Lighthizer was a deputy U.S. Trade Representative under Ronald Reagan, and in 2008, penned an op-ed entitled “Grand Old Protectionists,” in which he excoriated Senator John McCain (R-AZ) in particular and advanced a radically false interpretation of Reagan’s record:
President Reagan often broke with free-trade dogma. He arranged for voluntary restraint agreements to limit imports of automobiles and steel (an industry whose interests, by the way, I have represented). He provided temporary import relief for Harley-Davidson. He limited imports of sugar and textiles. His administration pushed for the “Plaza accord” of 1985, an agreement that made Japanese imports more expensive by raising the value of the yen.
As The Cato Institute notes, however, the reality of Reagan’s record was quite different from Lighthizer’s recollection:
It was the Reagan administration that launched the Uruguay Round of multilateral trade negotiations in 1986 that lowered global tariffs and created the World Trade Organization. It was his administration that won approval of the U.S.-Canada Free Trade Agreement in 1988. That agreement soon expanded to include Mexico in what became the North American Free Trade Agreement, realizing a vision that Reagan first articulated in the 1980 campaign. It was Reagan who vetoed protectionist textile quota bills in 1985 and 1988.

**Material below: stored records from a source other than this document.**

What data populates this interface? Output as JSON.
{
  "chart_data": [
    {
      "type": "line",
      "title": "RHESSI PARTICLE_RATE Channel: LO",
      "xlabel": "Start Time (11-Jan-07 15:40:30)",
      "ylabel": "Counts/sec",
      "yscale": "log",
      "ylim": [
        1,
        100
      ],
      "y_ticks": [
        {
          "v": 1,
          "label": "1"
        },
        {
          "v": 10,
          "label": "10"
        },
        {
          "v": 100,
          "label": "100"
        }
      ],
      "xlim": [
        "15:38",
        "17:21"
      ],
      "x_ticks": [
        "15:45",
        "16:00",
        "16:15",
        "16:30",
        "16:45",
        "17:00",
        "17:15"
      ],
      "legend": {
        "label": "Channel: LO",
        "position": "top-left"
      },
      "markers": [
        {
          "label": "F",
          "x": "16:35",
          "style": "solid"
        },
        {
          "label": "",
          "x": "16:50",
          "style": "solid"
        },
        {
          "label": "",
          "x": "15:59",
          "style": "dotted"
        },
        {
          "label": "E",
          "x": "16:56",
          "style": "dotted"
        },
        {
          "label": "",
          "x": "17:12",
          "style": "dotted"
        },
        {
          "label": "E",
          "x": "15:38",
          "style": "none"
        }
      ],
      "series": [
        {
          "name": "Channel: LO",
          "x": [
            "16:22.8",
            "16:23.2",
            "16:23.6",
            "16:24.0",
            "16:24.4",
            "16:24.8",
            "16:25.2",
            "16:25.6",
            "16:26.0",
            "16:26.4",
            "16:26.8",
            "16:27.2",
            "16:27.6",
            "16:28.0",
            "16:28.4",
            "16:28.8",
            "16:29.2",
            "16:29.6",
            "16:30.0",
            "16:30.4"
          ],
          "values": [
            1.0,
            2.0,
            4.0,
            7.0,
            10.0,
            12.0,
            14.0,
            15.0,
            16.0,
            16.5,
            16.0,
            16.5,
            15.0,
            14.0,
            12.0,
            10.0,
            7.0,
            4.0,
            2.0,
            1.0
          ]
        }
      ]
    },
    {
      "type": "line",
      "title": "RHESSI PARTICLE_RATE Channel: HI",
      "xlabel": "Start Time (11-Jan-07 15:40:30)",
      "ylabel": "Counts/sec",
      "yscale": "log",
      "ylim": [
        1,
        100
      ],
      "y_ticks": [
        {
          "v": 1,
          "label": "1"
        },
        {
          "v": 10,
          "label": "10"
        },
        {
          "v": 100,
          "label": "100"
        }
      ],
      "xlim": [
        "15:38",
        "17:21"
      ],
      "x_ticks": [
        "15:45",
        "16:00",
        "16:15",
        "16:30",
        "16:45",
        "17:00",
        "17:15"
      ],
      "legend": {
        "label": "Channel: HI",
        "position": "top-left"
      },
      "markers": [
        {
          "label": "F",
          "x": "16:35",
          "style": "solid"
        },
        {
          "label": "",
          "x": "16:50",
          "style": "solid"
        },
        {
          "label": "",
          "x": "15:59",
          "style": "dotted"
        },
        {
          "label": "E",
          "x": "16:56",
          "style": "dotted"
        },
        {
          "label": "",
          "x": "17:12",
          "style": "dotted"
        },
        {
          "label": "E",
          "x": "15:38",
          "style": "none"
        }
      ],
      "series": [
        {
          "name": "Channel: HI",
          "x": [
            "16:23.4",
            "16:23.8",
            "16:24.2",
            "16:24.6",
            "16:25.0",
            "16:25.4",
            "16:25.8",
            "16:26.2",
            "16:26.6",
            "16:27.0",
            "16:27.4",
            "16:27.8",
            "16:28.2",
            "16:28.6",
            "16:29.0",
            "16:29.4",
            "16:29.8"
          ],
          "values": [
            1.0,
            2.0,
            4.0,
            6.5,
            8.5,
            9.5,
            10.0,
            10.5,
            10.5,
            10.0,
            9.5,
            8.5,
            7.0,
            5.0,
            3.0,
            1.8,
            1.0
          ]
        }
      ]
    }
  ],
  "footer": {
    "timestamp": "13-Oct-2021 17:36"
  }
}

During Reagan’s eight years in office, Americans eagerly expanded their engagement in the global economy. In 1980, the year before Reagan became president, Americans spent a total of $334 billion on imported goods and services and payments on foreign investment in the United States. By 1988, his last year in office, American spending in the global economy had nearly doubled, to $663 billion. If Reagan was a “protectionist,” it had no discernable effect on the ability of Americans to spend freely in the global marketplace. Fittingly, one of the major federal buildings on Pennsylvania Avenue is named the Ronald Reagan Building and International Trade Center.
Like most post-war presidents, Reagan championed free trade while selectively deviating from it. Critics of trade note correctly that Reagan negotiated “voluntary” import quotas for steel and Japanese cars and imposed Section 201 tariffs on imported motorcycles to protect Harley-Davidson. All true. But those were the exceptions and not the rule. They were tactical retreats designed to defuse rising protectionists pressures in Congress.
Lighthizer’s affinity for tariffs matches that of the head of Trump’s newly-created White House National Trade Council, Peter Navarro, and alongside Trump, they could potentially start a trade war (or wars) which could harm American consumers and cost jobs for American companies that rely on exports.
Meanwhile, Trump has demonstrated no intention to make good on his promise to get tough with American companies, instead bribing Carrier with taxpayer money while still losing 1,300 jobs to Mexico, and taking credit for jobs that were arranged before he was elected.
Lighthizer’s appointment represents the worst of both worlds: a policy agenda that will harm the U.S. globally, and do little to help domestically, where automation continues to be the driver of manufacturing job losses.
But doing little good and a lot of harm is par for the course with Team Trump.